Your bags are tossed and stacked into a big metal crate. Where your bag is stacked determines how much it will get squished and squeezed. Pack fragile items toward the center of the bag or inside your shoes. “The bottom bag could have over 1,000 pounds of pressure on it,” a porter recently told me.

6. Most are Union Workers

Depending on where the port is, most dock workers are union and make really good money. In some of the larger ports they make up to six figures annually.

7. Cruise Lines Can Delay Disembarkation

When disembarkation is very slow and seems like it’s taking forever, it’s not the dockworkers’ fault.

The cruise ship is allotted so many U.S. Customs agents per ship. Anything over that amount the cruise line has to pay for. So, it’s up to the cruise line how many extra customs agents are added during disembarkation.

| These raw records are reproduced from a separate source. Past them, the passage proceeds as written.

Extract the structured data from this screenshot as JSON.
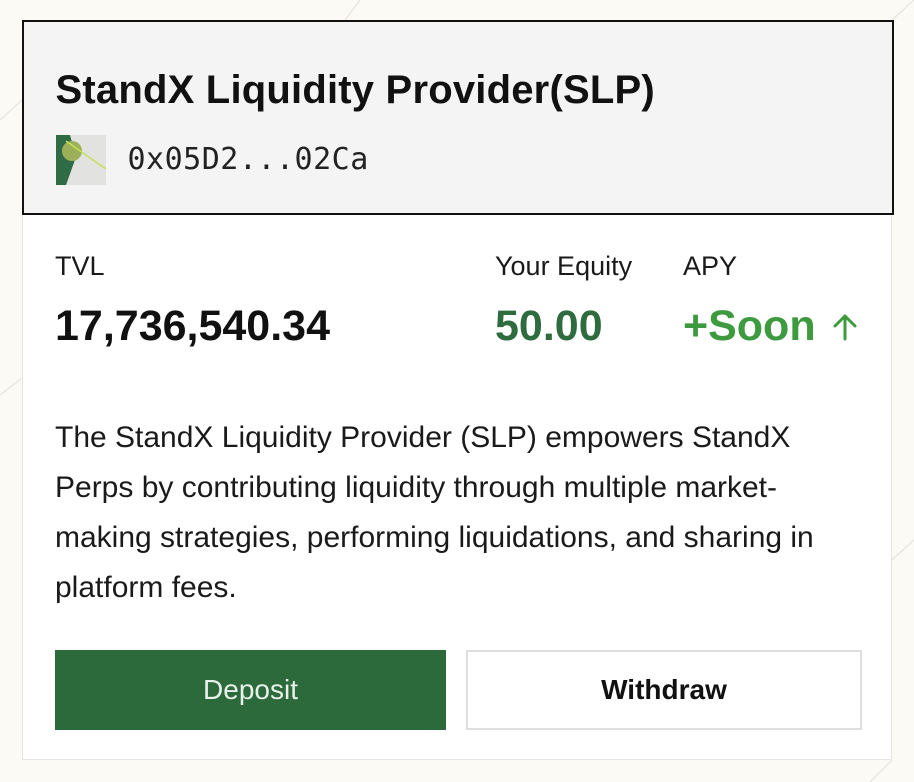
{
  "vault": {
    "title": "StandX Liquidity Provider(SLP)",
    "address": "0x05D2...02Ca",
    "avatar_icon": "generated-address-avatar"
  },
  "stats": {
    "tvl_label": "TVL",
    "tvl_value": "17,736,540.34",
    "equity_label": "Your Equity",
    "equity_value": "50.00",
    "apy_label": "APY",
    "apy_value": "+Soon",
    "apy_icon": "arrow-up-icon"
  },
  "description": "The StandX Liquidity Provider (SLP) empowers StandX Perps by contributing liquidity through multiple market-making strategies, performing liquidations, and sharing in platform fees.",
  "actions": {
    "deposit_label": "Deposit",
    "withdraw_label": "Withdraw"
  },
  "colors": {
    "accent_green": "#2c6a3c",
    "equity_green": "#2e6b3e",
    "apy_green": "#3e9a3f",
    "header_bg": "#f4f4f4",
    "page_bg": "#fbfaf5"
  }
}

Customs agents can go on break whenever they’d like. “So when the bags are delayed, it’s not our fault,” one baggage handler told me.


27 Answers

Contributor Level: Captain


Hey Brian

you can ignore my e mail and my PM over at that faux FV site.  I forgot you already post here. Sorry for the confusion.

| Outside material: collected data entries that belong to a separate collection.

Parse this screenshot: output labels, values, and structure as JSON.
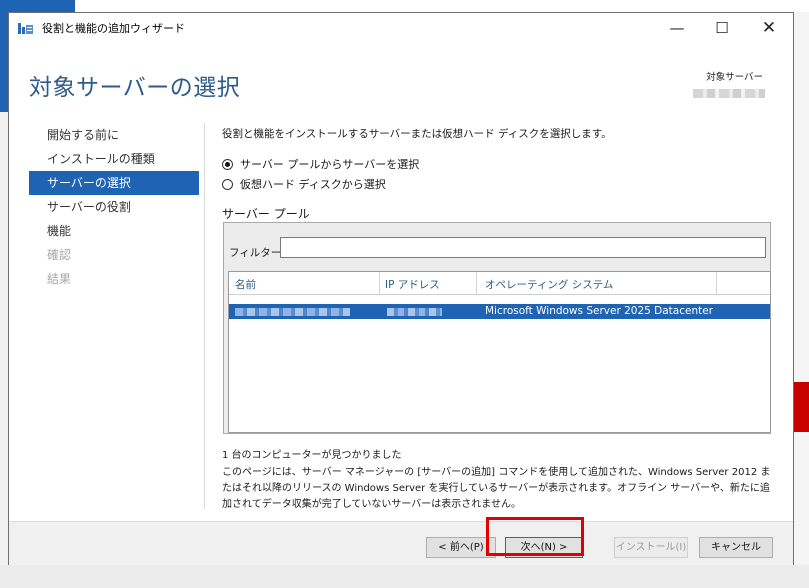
{
  "window": {
    "title": "役割と機能の追加ウィザード",
    "controls": {
      "minimize": "—",
      "maximize": "☐",
      "close": "✕"
    }
  },
  "header": {
    "title": "対象サーバーの選択",
    "dest_label": "対象サーバー"
  },
  "nav": {
    "items": [
      {
        "label": "開始する前に",
        "state": "normal"
      },
      {
        "label": "インストールの種類",
        "state": "normal"
      },
      {
        "label": "サーバーの選択",
        "state": "active"
      },
      {
        "label": "サーバーの役割",
        "state": "normal"
      },
      {
        "label": "機能",
        "state": "normal"
      },
      {
        "label": "確認",
        "state": "disabled"
      },
      {
        "label": "結果",
        "state": "disabled"
      }
    ]
  },
  "main": {
    "description": "役割と機能をインストールするサーバーまたは仮想ハード ディスクを選択します。",
    "radio_options": [
      {
        "label": "サーバー プールからサーバーを選択",
        "checked": true
      },
      {
        "label": "仮想ハード ディスクから選択",
        "checked": false
      }
    ],
    "pool_label": "サーバー プール",
    "filter_label": "フィルター:",
    "filter_value": "",
    "columns": [
      "名前",
      "IP アドレス",
      "オペレーティング システム"
    ],
    "rows": [
      {
        "os": "Microsoft Windows Server 2025 Datacenter",
        "selected": true
      }
    ],
    "count_text": "1 台のコンピューターが見つかりました",
    "note_text": "このページには、サーバー マネージャーの [サーバーの追加] コマンドを使用して追加された、Windows Server 2012 またはそれ以降のリリースの Windows Server を実行しているサーバーが表示されます。オフライン サーバーや、新たに追加されてデータ収集が完了していないサーバーは表示されません。"
  },
  "footer": {
    "prev": "< 前へ(P)",
    "next": "次へ(N) >",
    "install": "インストール(I)",
    "cancel": "キャンセル"
  },
  "colors": {
    "accent": "#1f63b5",
    "header_text": "#2e5c8a",
    "highlight": "#e00000"
  }
}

I also PM'ed Jerry re his wife

your fine Bennett!!!!! i just saw the email at the other website this morning! it was a jog in my mind Yummy


i like to hang out with yall cruisers!

Contributor Level: Deck Hand

I witnessed them taking the bags and lifting them above their head and slamming them down on the pile. We reported it and their manager came down to talk to is. Not for sure what happened from there but he was not too Happy with them

Contributor Level: Staff Captain

Good to know. We tip.

Contributor Level: Captain
I guess most of the comments here regarding tipping the porters have to do with those who arrive at the cruise terminal via cab or their own transportation somehow.

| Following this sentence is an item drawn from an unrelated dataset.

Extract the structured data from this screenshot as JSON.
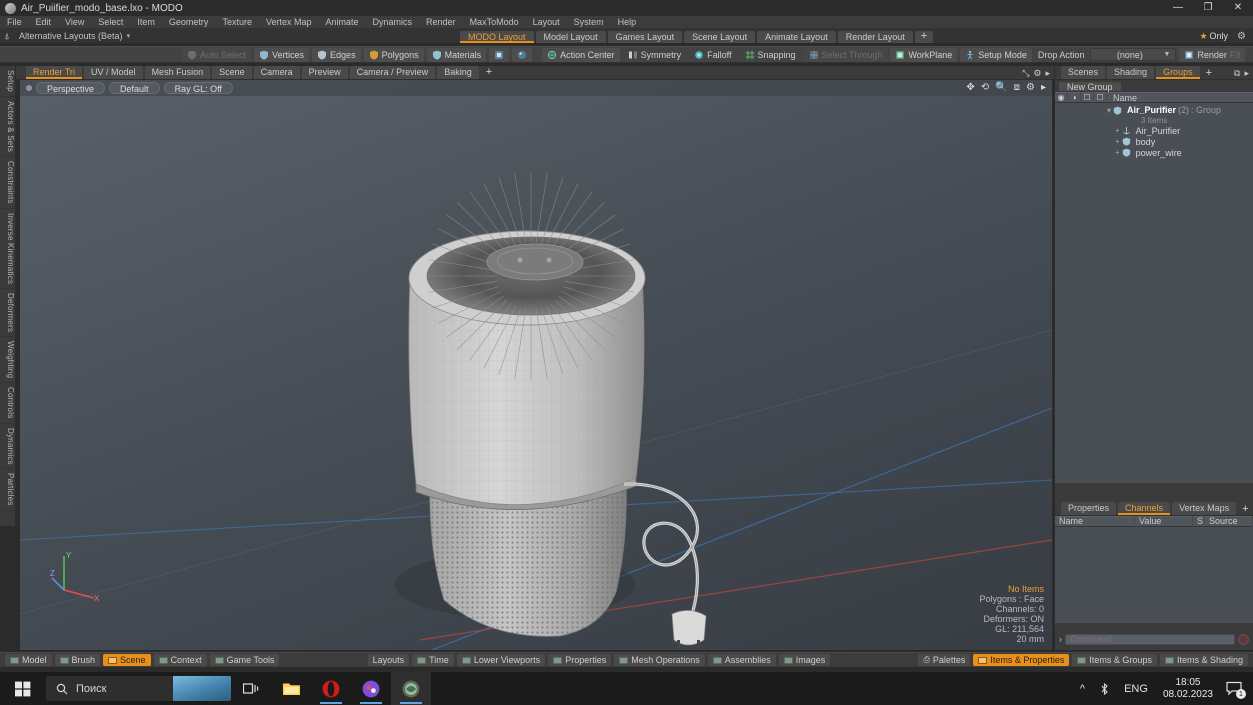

We never see our bags again until they arrive in our cabin on board the ship after seeing them onto the coach that takes us from the hotel to the pier. Been so long since we got to pier via anything but a cruise line transfer I guess I forgot what  a porter even looks like. We tip the bus driver who does all the muscle work getting our bags onto the bus and off of it.     
Contributor Level: Cruise Director

Don't trust the shuttle drivers, keep an eye on your luggage , make sure it is on the shuttle before you leave. We use the same shuttle service cruising out of Galveston, on our 10th cruise out of Galveston, we got complacient in trusting the shuttle loaders and drivers.  Needles to say they left our luggage at the check in shuttle station.  Got to ship, hailed porter, alas no luggage,  Driver called base, and found out it was on another shuttle to another pier.  So that cost us an hour and a half waiting.  Now I visually make sure luggage is loaded.  No problems with porters, I tip em good.  (I tip shuttle people too) 

Contributor Level: Captain

I have no problem tipping $1/bag or more. Worth it (IMO).